Anche nella terza fase “Ente benefico”, agire sul contrasto e sulla prevenzione del disagio di giovani ed adolescenti e di soggetti fragili, includendoli in contesti adeguati, significa lavorare in modo preventivo evitando l’incorrere di devianze sociali, come, a titolo esemplificativo, isolamento sociale, dipendenze da sostanze o comportamenti, sviluppo e manifestazione di psicosi.

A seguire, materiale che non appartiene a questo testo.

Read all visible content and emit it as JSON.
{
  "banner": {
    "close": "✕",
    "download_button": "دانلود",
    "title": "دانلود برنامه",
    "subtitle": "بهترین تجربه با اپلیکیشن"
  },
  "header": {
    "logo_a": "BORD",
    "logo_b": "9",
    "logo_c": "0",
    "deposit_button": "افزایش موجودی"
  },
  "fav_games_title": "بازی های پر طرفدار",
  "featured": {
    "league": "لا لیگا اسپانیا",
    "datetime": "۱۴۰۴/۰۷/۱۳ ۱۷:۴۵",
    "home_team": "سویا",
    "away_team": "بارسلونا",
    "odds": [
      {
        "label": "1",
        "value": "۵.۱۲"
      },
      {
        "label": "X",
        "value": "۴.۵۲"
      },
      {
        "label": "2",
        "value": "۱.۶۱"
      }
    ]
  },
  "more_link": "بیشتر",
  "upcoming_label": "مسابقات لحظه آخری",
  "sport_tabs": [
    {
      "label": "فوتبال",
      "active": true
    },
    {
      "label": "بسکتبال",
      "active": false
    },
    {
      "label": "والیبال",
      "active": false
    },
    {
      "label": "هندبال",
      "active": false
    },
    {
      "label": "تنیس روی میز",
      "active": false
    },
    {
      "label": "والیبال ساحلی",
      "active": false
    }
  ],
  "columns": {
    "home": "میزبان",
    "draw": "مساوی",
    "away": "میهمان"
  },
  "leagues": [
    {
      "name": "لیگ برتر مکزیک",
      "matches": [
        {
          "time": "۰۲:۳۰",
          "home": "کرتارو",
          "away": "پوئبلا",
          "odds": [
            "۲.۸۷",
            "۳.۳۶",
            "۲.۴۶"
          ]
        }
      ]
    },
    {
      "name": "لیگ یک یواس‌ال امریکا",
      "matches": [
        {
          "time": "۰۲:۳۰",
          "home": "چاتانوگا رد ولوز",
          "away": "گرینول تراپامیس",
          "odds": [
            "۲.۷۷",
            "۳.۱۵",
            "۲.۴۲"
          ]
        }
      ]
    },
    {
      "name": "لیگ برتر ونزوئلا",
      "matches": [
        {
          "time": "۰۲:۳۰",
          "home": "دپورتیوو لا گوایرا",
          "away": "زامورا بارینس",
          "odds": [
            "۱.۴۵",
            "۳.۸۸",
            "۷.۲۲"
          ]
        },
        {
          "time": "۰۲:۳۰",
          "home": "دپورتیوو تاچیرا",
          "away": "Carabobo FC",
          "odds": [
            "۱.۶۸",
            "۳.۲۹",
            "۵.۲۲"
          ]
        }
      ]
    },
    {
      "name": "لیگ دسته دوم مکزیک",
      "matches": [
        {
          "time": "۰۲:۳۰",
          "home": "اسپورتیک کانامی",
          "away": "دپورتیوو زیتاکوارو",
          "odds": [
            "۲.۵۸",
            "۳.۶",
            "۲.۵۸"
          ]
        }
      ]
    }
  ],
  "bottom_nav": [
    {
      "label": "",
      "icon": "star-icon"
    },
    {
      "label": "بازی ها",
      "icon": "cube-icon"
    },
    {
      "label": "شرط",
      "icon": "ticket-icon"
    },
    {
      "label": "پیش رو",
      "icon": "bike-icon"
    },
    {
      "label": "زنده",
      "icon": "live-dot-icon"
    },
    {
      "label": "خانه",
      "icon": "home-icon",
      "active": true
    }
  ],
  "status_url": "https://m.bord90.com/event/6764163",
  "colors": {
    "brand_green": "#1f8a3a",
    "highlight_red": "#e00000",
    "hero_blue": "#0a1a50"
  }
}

Queste tre azioni filantropiche sono la manifestazione e declinazione in interventi specifici, e trasversali nelle diverse epoche, di un unico paradigma filantropico l’“Accrescimento di saperi, di competenze, di strumenti culturali e strategici” .
L’azione filantropica dell’Educatorio agisce nei periodi storici della sua evoluzione, attraverso i tre paradigmi che abbiamo appena discusso e che sono generati da un paradigma centrale che è l’elemento costante e trasversale che nelle diverse epoche si è declinato con interventi specifici e continuerà ad essere il motore delle azioni che saranno messe in campo per rispondere alle esigenze sociali che affronterà senza perdere però il suo peculiare approccio al problema che è la manifestazione della sua essenza.
Conclusioni
L’evoluzione dell’Educatorio della Provvidenza, dalle origini fino all’attuale nuova strutturazione in Fondazione, rende palese che la sua azione ha agito nel tempo secondo un paradigma che, riadattandone col passare dei decenni le caratteristiche e l’agire filantropico, ne ha mantenuto la struttura di base e la modalità di gestione delle attività.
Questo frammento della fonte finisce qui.